2006:1568 - Gernonstown, Meath

NMI Burial Excavation Records

County: Meath Site name: Gernonstown

Sites and Monuments Record No.: - Licence number: 06E0606

Author: Martin Reid, National Monuments Section, Department of the Environment, Heritage and Local Government, Dun Scéine, Harcourt Lane, Dublin 2.

Site type: 18th-century feature

Period/Dating:

ITM: E 692539m, N 775438m

Latitude, Longitude (decimal degrees): 53.720401, -6.597903

On May 9 2006, a report was received by the National Monuments Service regarding damage to a monument in the townland of Gernonstown, Co. Meath. Although not included in the SMR, it was a mound that had archaeological potential.
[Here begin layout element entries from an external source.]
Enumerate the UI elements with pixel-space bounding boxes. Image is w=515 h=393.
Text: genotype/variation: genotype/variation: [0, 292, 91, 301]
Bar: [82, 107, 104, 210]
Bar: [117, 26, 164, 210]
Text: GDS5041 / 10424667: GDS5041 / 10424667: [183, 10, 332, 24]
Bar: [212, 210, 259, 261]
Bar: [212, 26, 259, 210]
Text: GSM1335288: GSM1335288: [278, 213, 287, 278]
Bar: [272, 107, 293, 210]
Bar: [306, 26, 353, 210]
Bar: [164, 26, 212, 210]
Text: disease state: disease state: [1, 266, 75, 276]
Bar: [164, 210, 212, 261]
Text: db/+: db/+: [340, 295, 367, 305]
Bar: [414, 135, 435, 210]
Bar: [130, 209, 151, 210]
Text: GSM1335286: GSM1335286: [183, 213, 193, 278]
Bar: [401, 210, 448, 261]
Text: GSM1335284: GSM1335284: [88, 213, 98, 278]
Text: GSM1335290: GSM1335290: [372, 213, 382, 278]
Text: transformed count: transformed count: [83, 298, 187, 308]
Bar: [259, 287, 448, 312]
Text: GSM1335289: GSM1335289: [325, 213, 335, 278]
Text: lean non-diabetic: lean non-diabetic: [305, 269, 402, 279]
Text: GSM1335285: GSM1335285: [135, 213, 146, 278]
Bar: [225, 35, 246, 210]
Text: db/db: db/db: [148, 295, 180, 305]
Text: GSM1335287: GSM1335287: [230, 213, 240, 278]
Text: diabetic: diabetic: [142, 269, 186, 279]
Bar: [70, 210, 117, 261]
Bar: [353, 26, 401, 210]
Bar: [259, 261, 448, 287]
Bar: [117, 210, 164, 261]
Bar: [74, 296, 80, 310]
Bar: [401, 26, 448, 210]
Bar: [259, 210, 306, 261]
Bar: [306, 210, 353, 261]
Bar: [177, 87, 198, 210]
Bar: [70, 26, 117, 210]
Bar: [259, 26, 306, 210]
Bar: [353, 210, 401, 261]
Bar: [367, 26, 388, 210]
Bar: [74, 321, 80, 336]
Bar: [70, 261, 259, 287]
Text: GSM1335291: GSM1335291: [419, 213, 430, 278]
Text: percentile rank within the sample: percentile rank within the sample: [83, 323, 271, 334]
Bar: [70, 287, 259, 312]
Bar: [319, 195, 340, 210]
Prior to excavation, the site was seen as a flat-topped mound measuring c. 1m in height and c. 10m in diameter, surrounded by a possible ditch and bank. The setting is in a field of pasture on a south-facing slope overlooking a valley. A ring of stones c. 6m in diameter appeared set into the sod at the top of the mound. The Archaeological Survey of Ireland archaeologist’s report described it as a possible stepped barrow and gave it the SMR number ME019–076.
The damage to the monument consisted of several machine-cut chunks taken out of the north side of the mound. It was decided to clean up and plan the mound and to cut one test-trench across the line of the possible ditch to establish whether or not it was a ditch. This work with staff from the National Monuments Section took place over two days, 26–27 June 2006. The results showed that there was no ditch but that the stones set into the mound were at the top of a foundation of loose stones and decayed mortar. The cut was 0.9–1m wide and 0.18m deep. Several fragments of a late 18th-century glass bottle were found at the base of this foundation.
The site appears to be an 18th-century feature/
folly set into a pre-existing mound. The foundation may have held a gazebo and functioned as a viewing platform over the valley below. The mound was reinstated by machine supervised by Pauline Gleeson in early July and the landowner has agreed to leave it undisturbed. There was no evidence to show that the mound was man-made and this question will have to wait until excavation into the mound can be undertaken in a research context.